L'armistice était commencé. Mais la place, pour avoir été si longtemps le lieu où nul combattant ne pouvait passer sans rencontrer les mitrailleuses ennemies, semblait porter malheur.
Trois miliciens se décidèrent enfin à quitter la barricade. On racontait qu'il y avait, dans les parties reprises de l'Alcazar, des matelas sous les tonnelles, et des jeux de cartes, — les mêmes que ceux des miliciens de la barricade. A force d'être ennemi, et bien que plusieurs parties en fussent reprises, l'Alcazar était devenu mystérieux. Les miliciens savaient qu'ils n'y pénétreraient pas pendant l'armistice, mais ils avaient envie d'en approcher. Ils ne s'écartaient cependant pas de la barricade, qu'ils longeaient en groupe.

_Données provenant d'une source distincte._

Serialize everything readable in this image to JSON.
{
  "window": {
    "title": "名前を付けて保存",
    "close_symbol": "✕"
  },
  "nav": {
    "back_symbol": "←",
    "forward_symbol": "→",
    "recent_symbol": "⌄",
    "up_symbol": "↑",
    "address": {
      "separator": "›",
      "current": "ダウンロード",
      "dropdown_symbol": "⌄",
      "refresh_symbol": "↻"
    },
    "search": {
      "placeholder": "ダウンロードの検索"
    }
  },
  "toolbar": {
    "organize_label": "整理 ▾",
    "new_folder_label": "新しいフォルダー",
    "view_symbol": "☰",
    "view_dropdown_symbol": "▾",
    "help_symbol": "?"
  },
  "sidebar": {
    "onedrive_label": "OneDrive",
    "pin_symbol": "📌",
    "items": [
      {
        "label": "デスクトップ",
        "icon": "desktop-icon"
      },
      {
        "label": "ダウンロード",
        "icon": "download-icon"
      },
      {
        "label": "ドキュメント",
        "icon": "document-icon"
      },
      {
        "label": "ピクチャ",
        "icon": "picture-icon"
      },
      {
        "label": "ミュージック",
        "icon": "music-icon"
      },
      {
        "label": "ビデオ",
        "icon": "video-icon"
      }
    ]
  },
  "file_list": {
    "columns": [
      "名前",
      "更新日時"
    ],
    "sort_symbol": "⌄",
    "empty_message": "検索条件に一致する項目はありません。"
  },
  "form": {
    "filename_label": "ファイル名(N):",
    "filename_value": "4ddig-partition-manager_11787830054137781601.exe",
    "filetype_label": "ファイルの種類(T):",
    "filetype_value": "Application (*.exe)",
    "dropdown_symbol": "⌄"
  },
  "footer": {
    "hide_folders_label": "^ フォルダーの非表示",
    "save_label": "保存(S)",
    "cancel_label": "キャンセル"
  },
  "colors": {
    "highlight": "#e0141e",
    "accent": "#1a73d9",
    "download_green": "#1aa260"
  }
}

« Ils sont les uns et les autres plus résolus pour l'assaut », pensait Shade, l'œil à un trou entre les sacs, le front sur la toile déjà chaude, le chapeau plus en arrière que jamais. « On dirait des chats. »
Un groupe d'officiers fascistes venait d'apparaître de l'autre côté, là où avait disparu le premier, ils hésitèrent devant la place vide. Miliciens et fascistes, arrêtés, se regardaient ; quelques nouveaux miliciens passèrent la barricade. Shade prit ses jumelles.
Sur le visage des fascistes qu'il distinguait à peine, Shade attendait la haine : ce qu'il croyait distinguer, c'était la gêne, accentuée par la maladresse de la marche et surtout des bras, très frappante chez ces hommes vêtus de costumes nets d'officiers. Les miliciens approchaient.
— Qu'est-ce que tu crois ? demanda-t-il à celui qui regardait par le trou voisin.
— Les nôtres sont gênés pour parler...
Les débuts de conversation ne sont pas faciles entre gens qui essaient de se tuer depuis deux mois : ce qui séparait ces hommes et les avait fait rôder, les uns le long des colonnes, les autres le long de la barricade, c'était, bien plus que le tabou de la place, l'idée que s'ils approchaient ils se parleraient.
D'autres fascistes descendaient de l'Alcazar, et d'autres miliciens quittaient la barricade.
— Les quatre cinquièmes de la garnison sont bien des gardes civils, n'est-ce pas ? demanda Golovkine.
— Qui, dit Shade.
— Regardez les costumes : ils ne laissent venir que les officiers.
Ce n'était déjà plus vrai. Des gardes arrivaient, avec leurs bicornes de cuir bouilli et leur uniforme à passepoil jaune, mais en espadrilles blanches.
— Les miliciens ont tué tous les souliers, dit Shade.
Mais la conversation, là-bas, s'était engagée, – bien que les deux groupes fussent séparés par dix mètres au moins. Shade alluma sa pipe entre deux sacs, et marcha vers le conciliabule, suivi de Golovkine et de Pradas.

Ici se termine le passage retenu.